Israel has targeted Hezbollah commanders in airstrikes in Beirut amid an escalating conflict with the Iranian-backed Lebanese group.
Indeed, Reuters has released a list of Israeli operations in Lebanon in which leaders and Hezbollah officials have died.
Muhammad Hussein Sarour
A new wave of Israeli “precision strikes” on Beirut was launched today by the Israeli military, targeting the commander of Hezbollah’s air force, Muhammad Hussein Sharour.
As the IDF made known, Sharour was killed in the Israeli airstrike. According to the Israeli military, Sharour directed several airstrikes against Israel, including explosive drones and cruise missiles. In recent years, the IDF says he led the construction of Hezbollah drones and set up sites in Lebanon where the group built UAVs, some of which were located under civilian buildings in Beirut.
Sharour joined Hezbollah in the 1980s and held various positions, including in the terrorist group’s air defense, the Aziz unit in the Radwan force and as a Hezbollah attaché in Yemen, where he participated in the Houthi air force, according to the Israeli military.
Ibrahim Kubaisi
An airstrike on the southern suburbs of Beirut on September 24 killed Ibrahim Qubaisi, a commander and leading member of Hezbollah’s missile division, two security sources said.
Ibrahim Akil
An Israeli strike on the southern suburbs of Beirut killed on September 20 Hezbollah’s operations commander, Ibrahim Akil, who served in the organization’s top military body. Akil, who also used the pseudonyms Tahsin and Abdelqader, was a member of Hezbollah’s top military body, the Jihad Council.
The U.S. accused him of involvement in the truck bombings in Beirut that hit the U.S. embassy in April 1983, killing 63 people, and a U.S. Marine barracks six months later, killing 241 people.
Ahmet Wahbi
Ahmed Gahbi, was a senior commander overseeing Special Forces Radwan military operations in the Gaza war until early 2024, was killed in an Israeli strike targeting several senior commanders in the Beirut suburbs on September 20, including Ibrahim Akil.
Fuad Shukr
An Israeli strike on the southern suburbs of the Lebanese capital on July 30 killed Hezbollah supreme commander Fouad Shoukr, identified by the Israeli military as the right-hand man of Hezbollah chief Syed Hassan Nasrallah.
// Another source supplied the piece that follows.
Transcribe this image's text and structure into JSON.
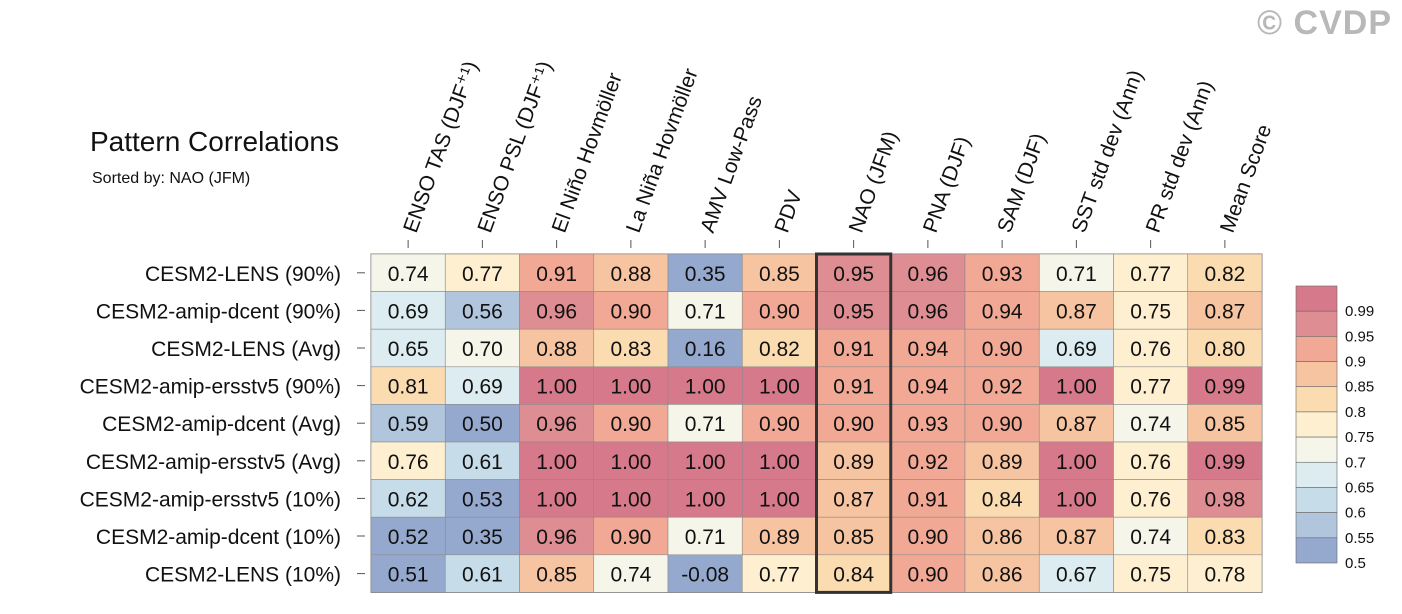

Fouad Shoukr has been one of Hezbollah’s leading military figures since it was founded by the Iranian Revolutionary Guards more than four decades ago. The US imposed sanctions on Sukkr in 2015 and accused him of playing a central role in the 1983 bombing of the US Marine barracks in Beirut, which killed 241 US servicemen.
Mohammed Nasser
Mohammed Nasser was killed in an Israeli airstrike on July 3. Israel claimed responsibility, saying he was in charge of a unit responsible for firing from southwestern Lebanon against Israel. Nasser, a senior Hezbollah commander, was in charge of part of Hezbollah’s border operations, according to senior security sources in Lebanon.
Taleb Abdullah
Hezbollah’s senior field commander Taleb Sami Abdullah was killed on June 12 in an attack claimed by Israel, which said it had struck a command and control centre in southern Lebanon. Security sources in Lebanon said he was the head of Hezbollah, commander of the central area of the southern border strip and held the same rank as Nasser. His assassination prompted the group to launch massed fire and missiles along the border into Israel.
Israel’s “no” to ceasefire
Israel is “not going to go for a ceasefire now” according to a member of Israeli Prime Minister Benjamin Netanyahu’s advisors, amid escalating relations with Hezbollah in Lebanon. The issue was not raised in yesterday’s cabinet meetings, the official said. “We remain determined to return the residents [of the north] to their homes safely,” the official noted.
“We are continuing with the war plan approved by the prime minister.” “If [Hezbollah chief Hassan] Nasrallah has not understood the message by now, he will understand it in a different way,” the official concluded.
US: An all-out war would be disastrous for Israel and Lebanon
US Defense Secretary Lloyd Austin said today that a “total war” between Israel and Hezbollah would be disastrous for both Israel and Lebanon. The US Secretary called for a “diplomatic solution” as Israel’s massive air strikes continue in disputed areas of Lebanon.
“We face the risk of an all-out war” that “would be catastrophic for both Israel and Lebanon,” said the US defence secretary, who is in London for contacts with his British and Australian counterparts. He added that a possible ceasefire agreement “could also serve to establish and implement a ceasefire in the Gaza Strip.”